Hannah (Charlotte Rampling) lives in a suburban town somewhere in French-speaking Belgium. Despite her many years (the character is presumably in her 60s or 70s), she still has to work as a cleaner and housekeeper for a bourgeoisie family with a disabled child. She is married, but the relationship is mostly uneventful. She has a dog, her biggest companion. She takes theatre lessons, which seem to offer some sort of therapy and venting outlet for an otherwise tedious existence.
Then her husband gets imprisoned. Apparently she committed a crime towards a child, and her spouse took the blame for her. Just maybe. It’s never entirely clear what really happened. She also has a estranged son. He refuses to see his own mother and even prevents her from seeing her own grandchildren. He’s very upset, presumably at the crime that she committed. Her imprisoned husband is upset at his own son, and not at his wife Hannah. Presumably because of his refusal to see his mother. I have intentionally used the word “presumably” several times in this review. This is a film that only provides viewers with fragments of reality, allowing us to pierce the pieces together in an entirely different way. Another film critic I spoke to created an entirely different version of events.
Yet, this is not a detective movie. The Italian Andrea Pallaoro is not too concerned about the nature of the mysterious crime. Instead, he investigates Hannah’s personal relationships, routine, fears and ambitions. You will be asking yourself whether the plot will come full circle at the end of the movie, whether the relative equilibrium in Hannah’s life will be restored, whether the crime will be revealed or not. The intentionally monotonous and languid pace of the film suggest an all-too-European open ending. Will Pallaoro surprise us with a shock revelation, or will the questions be left unanswered? Of course I won spoil the ending for you. The last sequence of the film (and I was informed that two endings were initially made) takes place in the metro, and it’s very powerful exactly as it is.

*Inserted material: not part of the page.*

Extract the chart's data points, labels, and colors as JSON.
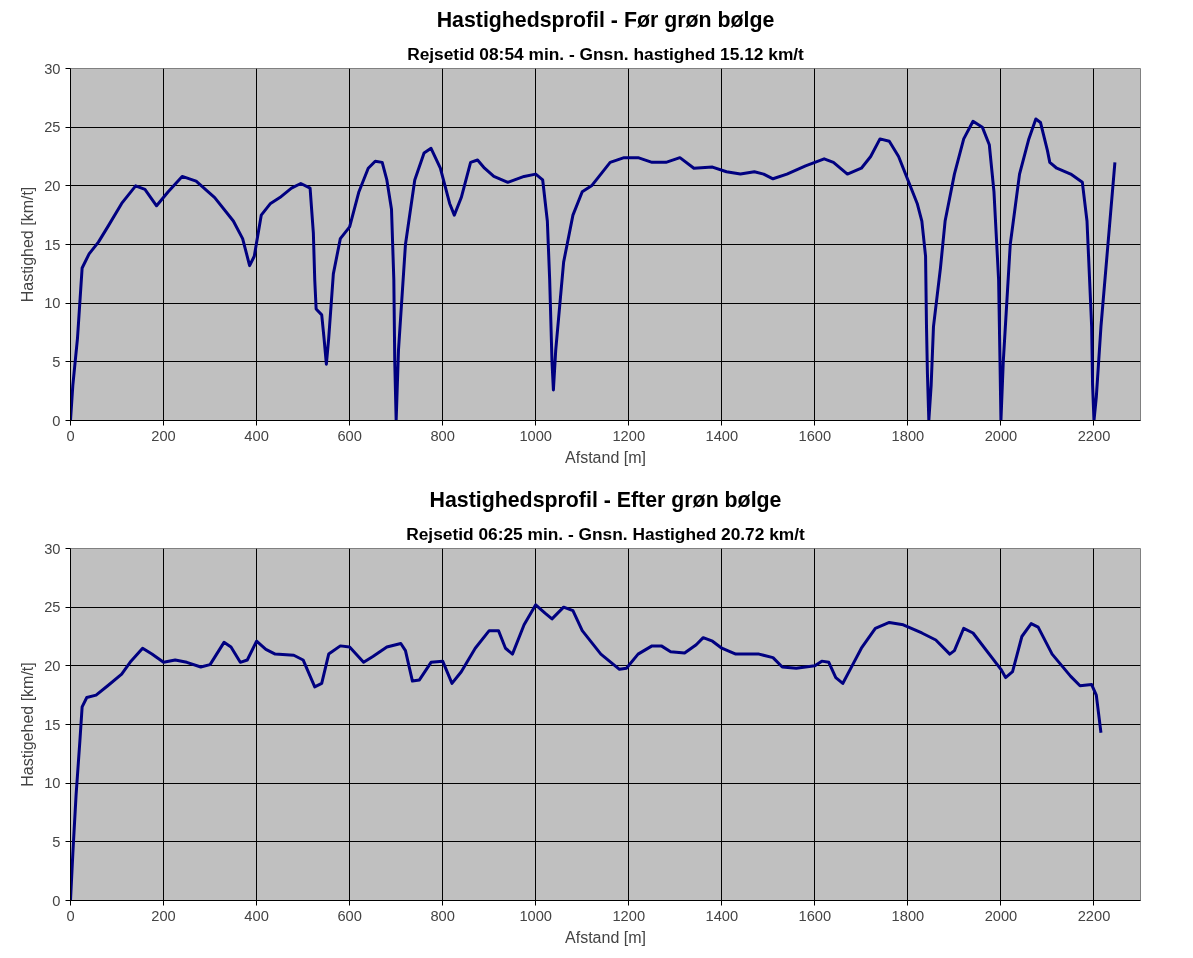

In a way, Hannah is a neighbour that we all have. Or someone you see on the metro/Tube. We dislike and pity her in equal measures, while only knowing fragments of her life. Pallaoro emphasises our alienation with the constant use of slanted angles, mirrors and blurred surfaces (such as a steamed glass inside the slower). It’s as if she was saying to viewers: “you are taking very partial, subjective look into a stranger’s life. She’s fallible and she deserves our compassion, just like any human being on Earth”.
The camera is almost entirely static, except for a sequence in the public swimming pool and the final one in the metro. It reminded me a lot of Ulrich Seidl. The gaze remains motionless and firm, the action is subtle, yet the sentiments are rampant. Subtlety and simplicity speak louder than technical wizardry and myriads of twists.
The 70-year-old British actress is magnificent. She hollers and moans in her theatre class, in the very first sequence of the film. She does it again later in the second half of the movie as she breaks down in a public toilet cubicle (this time she isn’t acting, she’s having a real meltdown). She longs for her husband’s body in bed (this will ring a bell with those who watched Rampling’s character erotically fantasising about her missing husband in Francois Ozon’s Under The Sand, 2000). All extremely convincing and moving.
Hannah screened in the main competition section of the 74th Venice International Film Festival, where Charlotte Rampling won the Volpi Cup for Best Actress in 2017. It is out in cinemas across the UK on Friday, March 1st.